Une déclaration scandaleuse du directeur financier de Telekom, Feim Kelmendi, est devenue le sujet du débat en public. Kelmendi dans son poste appelé “organisation criminelle” Le Procureur spécial du Kosovo, après que celui-ci a ouvert des enquêtes sur plusieurs contrats négociés dans cette société publique, ce qui vaut la peine [...]
Kelmendi dans son poste appelé “organisation criminelle” Procureur spécial du Kosovo, après que ce dernier a lancé des enquêtes sur plusieurs contrats négociés dans cette société publique, dont la valeur est proche de 20m euros.
La raison en est que plusieurs questions de Periscop ont été adressées au Bureau des médias du Kosovo dans le cadre des enquêtes que le Groupe des crimes économiques de la police du Kosovo a lancées avec le Procureur spécial.
Tout ce qui s'est passé, c'est que Feim Kelmendi, haut fonctionnaire de Telekom, n'a pas attendu d'un bureau de presse de cette entreprise pour répondre aux questions commencées, mais a publié sur sa page dans “Facebook” Les contrats exigés par la police (également publié les noms des enquêteurs de police illégaux), où il a jeté l'amertume au Procureur spécial.

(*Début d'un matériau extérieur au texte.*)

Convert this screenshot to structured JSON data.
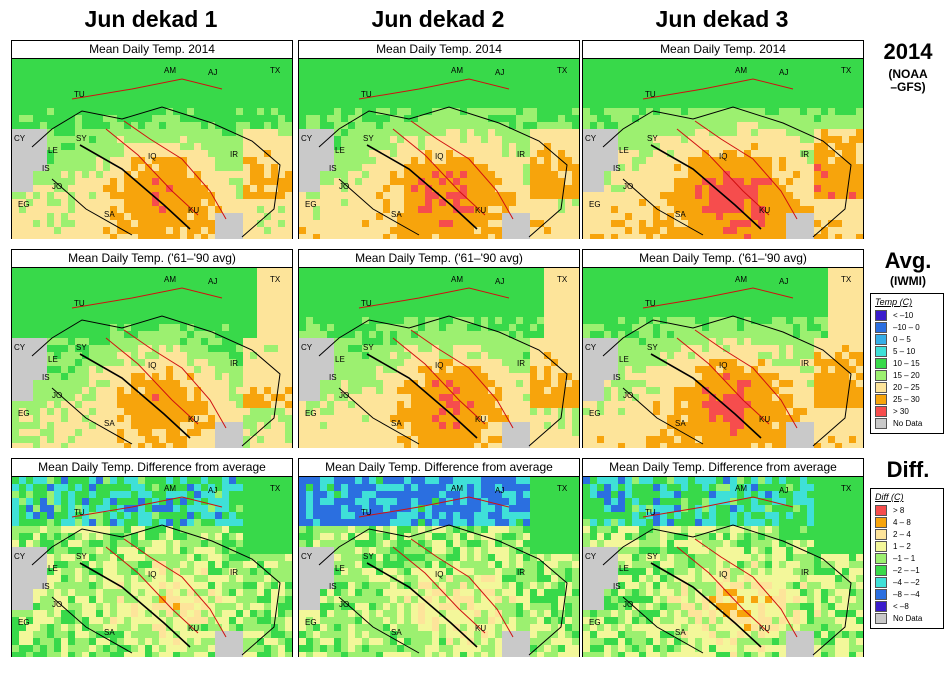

En revanche, le bureau des médias de Kosovo Telecom a fait preuve de plus de prudence en ce qui concerne les achats spéciaux et la police du Kosovo.
Fadil Lepaja en réponse au Periscope a déclaré qu'ils coopéraient étroitement avec ces institutions.
En principe, Telekom s'efforce de ne pas commenter ou publier officiellement les intérêts, les exigences ou les décisions de la police, du procureur ou des tribunaux du Kosovo. Nous respectons leur travail et leur compétence, car nous nous soucions aussi de faire notre travail, conformément aux autorisations que nous a données la Loi”, a-t-il dit à Periscope.
Lepaja a même précisé le nombre de contrats négociés que le ministère public et la police ont commencé à mener.
“Anass comment vous faites référence à ces contrats, nous pouvons confirmer que les enquêteurs de la police du Kosovo ont demandé de la documentation pour 10 (dix) activités d'approvisionnement qui ont été guidées par “Achats de Prociation Négociés, Pas de publication de la soumission de” en vertu de l'article 35 de la Loi sur les marchés publics. La documentation a été demandée et soumise officiellement”, a-t-il dit.